Companies to Suppliers – We’d Like More Environmental Data

May 26, 2020
Information on suppliers' impacts, risks, opportunities and strategies related to climate change, deforestation, and water security issues will be used for procurement decisions.

Environmental non-profit CDP has seen a significant 24% jump in the number of companies asking their suppliers to report environmental data this year. They are asking their key suppliers to report data through CDP’s environmental disclosure platform on their impacts, risks, opportunities and strategies related to climate change, deforestation and/or water security issues. This data will then be used to inform procurement decisions and supplier engagement strategies.

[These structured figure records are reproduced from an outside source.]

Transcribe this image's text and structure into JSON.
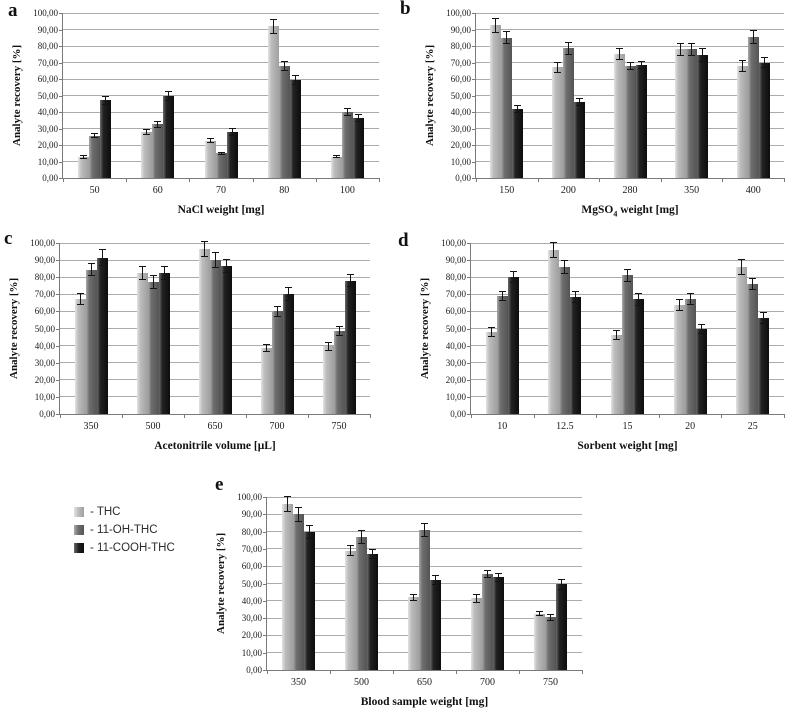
{
  "figure": {
    "legend": {
      "items": [
        {
          "label": "- THC",
          "series": "THC"
        },
        {
          "label": "- 11-OH-THC",
          "series": "11-OH-THC"
        },
        {
          "label": "- 11-COOH-THC",
          "series": "11-COOH-THC"
        }
      ]
    },
    "series_styles": [
      {
        "name": "THC",
        "color": "#b3b3b3",
        "gradient": [
          "#e3e3e3",
          "#bdbdbd",
          "#9f9f9f"
        ]
      },
      {
        "name": "11-OH-THC",
        "color": "#5f5f5f",
        "gradient": [
          "#a9a9a9",
          "#6e6e6e",
          "#545454"
        ]
      },
      {
        "name": "11-COOH-THC",
        "color": "#141414",
        "gradient": [
          "#6a6a6a",
          "#222222",
          "#0d0d0d"
        ]
      }
    ],
    "axis": {
      "ytick_labels": [
        "100,00",
        "90,00",
        "80,00",
        "70,00",
        "60,00",
        "50,00",
        "40,00",
        "30,00",
        "20,00",
        "10,00",
        "0,00"
      ],
      "error_bar_color": "#141414"
    }
  },
  "chart_data": [
    {
      "id": "a",
      "panel_label": "a",
      "type": "bar",
      "xlabel": "NaCl weight [mg]",
      "xlabel_parts": [
        "NaCl weight [mg]"
      ],
      "ylabel": "Analyte recovery [%]",
      "ylim": [
        0,
        100
      ],
      "ytick_step": 10,
      "grid": true,
      "legend_position": "none",
      "categories": [
        "50",
        "60",
        "70",
        "80",
        "100"
      ],
      "series": [
        {
          "name": "THC",
          "values": [
            12.5,
            28,
            22.5,
            92,
            13
          ],
          "errors": [
            1.2,
            2,
            1.5,
            4.5,
            1
          ]
        },
        {
          "name": "11-OH-THC",
          "values": [
            25.5,
            32.5,
            15,
            68,
            40
          ],
          "errors": [
            1.5,
            2,
            1,
            3,
            2.5
          ]
        },
        {
          "name": "11-COOH-THC",
          "values": [
            47,
            49.5,
            28,
            59.5,
            36.5
          ],
          "errors": [
            3,
            3,
            2.5,
            3,
            2.5
          ]
        }
      ]
    },
    {
      "id": "b",
      "panel_label": "b",
      "type": "bar",
      "xlabel": "MgSO4 weight [mg]",
      "xlabel_parts": [
        "MgSO",
        {
          "sub": "4"
        },
        " weight [mg]"
      ],
      "ylabel": "Analyte recovery [%]",
      "ylim": [
        0,
        100
      ],
      "ytick_step": 10,
      "grid": true,
      "legend_position": "none",
      "categories": [
        "150",
        "200",
        "280",
        "350",
        "400"
      ],
      "series": [
        {
          "name": "THC",
          "values": [
            92.5,
            67,
            75,
            78,
            68
          ],
          "errors": [
            4.5,
            3.5,
            3.5,
            4,
            3.5
          ]
        },
        {
          "name": "11-OH-THC",
          "values": [
            85,
            78.5,
            68,
            78,
            85.5
          ],
          "errors": [
            4,
            4,
            2.5,
            4,
            4
          ]
        },
        {
          "name": "11-COOH-THC",
          "values": [
            42,
            46,
            68.5,
            74.5,
            70
          ],
          "errors": [
            2.5,
            2.5,
            2.5,
            4,
            3.5
          ]
        }
      ]
    },
    {
      "id": "c",
      "panel_label": "c",
      "type": "bar",
      "xlabel": "Acetonitrile volume [μL]",
      "xlabel_parts": [
        "Acetonitrile volume [μL]"
      ],
      "ylabel": "Analyte recovery [%]",
      "ylim": [
        0,
        100
      ],
      "ytick_step": 10,
      "grid": true,
      "legend_position": "none",
      "categories": [
        "350",
        "500",
        "650",
        "700",
        "750"
      ],
      "series": [
        {
          "name": "THC",
          "values": [
            67.5,
            82.5,
            96.5,
            38.5,
            39.5
          ],
          "errors": [
            3.5,
            4,
            4.5,
            2.5,
            2.5
          ]
        },
        {
          "name": "11-OH-THC",
          "values": [
            84.5,
            77,
            90,
            60,
            48.5
          ],
          "errors": [
            4,
            4,
            4.5,
            3,
            3
          ]
        },
        {
          "name": "11-COOH-THC",
          "values": [
            91.5,
            82.5,
            86.5,
            70,
            78
          ],
          "errors": [
            5,
            4,
            4,
            4,
            4
          ]
        }
      ]
    },
    {
      "id": "d",
      "panel_label": "d",
      "type": "bar",
      "xlabel": "Sorbent weight [mg]",
      "xlabel_parts": [
        "Sorbent weight [mg]"
      ],
      "ylabel": "Analyte recovery [%]",
      "ylim": [
        0,
        100
      ],
      "ytick_step": 10,
      "grid": true,
      "legend_position": "none",
      "categories": [
        "10",
        "12.5",
        "15",
        "20",
        "25"
      ],
      "series": [
        {
          "name": "THC",
          "values": [
            48,
            96,
            46,
            63.5,
            86
          ],
          "errors": [
            3,
            4.5,
            3,
            3.5,
            4.5
          ]
        },
        {
          "name": "11-OH-THC",
          "values": [
            69,
            86,
            81,
            67.5,
            76
          ],
          "errors": [
            3,
            4,
            4,
            3.5,
            3.5
          ]
        },
        {
          "name": "11-COOH-THC",
          "values": [
            80,
            68.5,
            67,
            49.5,
            56
          ],
          "errors": [
            3.5,
            3.5,
            4,
            3,
            3.5
          ]
        }
      ]
    },
    {
      "id": "e",
      "panel_label": "e",
      "type": "bar",
      "xlabel": "Blood sample weight [mg]",
      "xlabel_parts": [
        "Blood sample weight [mg]"
      ],
      "ylabel": "Analyte recovery [%]",
      "ylim": [
        0,
        100
      ],
      "ytick_step": 10,
      "grid": true,
      "legend_position": "left-of-chart",
      "categories": [
        "350",
        "500",
        "650",
        "700",
        "750"
      ],
      "series": [
        {
          "name": "THC",
          "values": [
            96,
            69,
            42,
            41.5,
            32.5
          ],
          "errors": [
            4.5,
            3,
            2,
            2.5,
            1.5
          ]
        },
        {
          "name": "11-OH-THC",
          "values": [
            90,
            77,
            81,
            55.5,
            30.5
          ],
          "errors": [
            4.5,
            4,
            4,
            2.5,
            2
          ]
        },
        {
          "name": "11-COOH-THC",
          "values": [
            80,
            67,
            52,
            53.5,
            49.5
          ],
          "errors": [
            4,
            3,
            3,
            2.5,
            3
          ]
        }
      ]
    }
  ]
}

The platform, which recently saw companies such as blue-chip corporations like Nike, Airbus, Sainsbury’s and Ørsted, are among the  30 large purchasing organizations from around the world that have started working with CDP for the first time this year to help manage their supply chains more sustainably.

“Engagement with our extended supply chain and manufacturing partners has been key to Nike’s climate strategy for over a decade, said Jaycee Pribulsky, vice president, Sustainable Manufacturing & Sourcing at Nike “We are pleased to join CDP as a supply chain member this year to further support our suppliers in reducing emissions and strengthening their climate resiliency."

These companies are joining Walmart, Microsoft, Stanley Black & Decker bringing the total number of CDP supply chain members to over 150 organizations with a combined procurement spend of over $4 trillion, all calling for transparency on environmental issues from their suppliers.

In total the request has gone out to over 15,000 suppliers this year.

Dexter Galvin, Global Director of Corporations & Supply Chains at CDP, pointed out that a resilient global supply chain has never as important as it is now during COVID-19. “Global corporations have supply chains that wrap around the globe, touching millions of people, and by holding the purse strings they have the power to drive impact at scale – incentivizing a behavior shift in the companies that supply them. With emissions in the supply chain being on average 5.5 times higher than a company’s direct emissions, the buyer-supplier dynamic will make or break whether our economy can reach net zero by 2050, as the science demands.”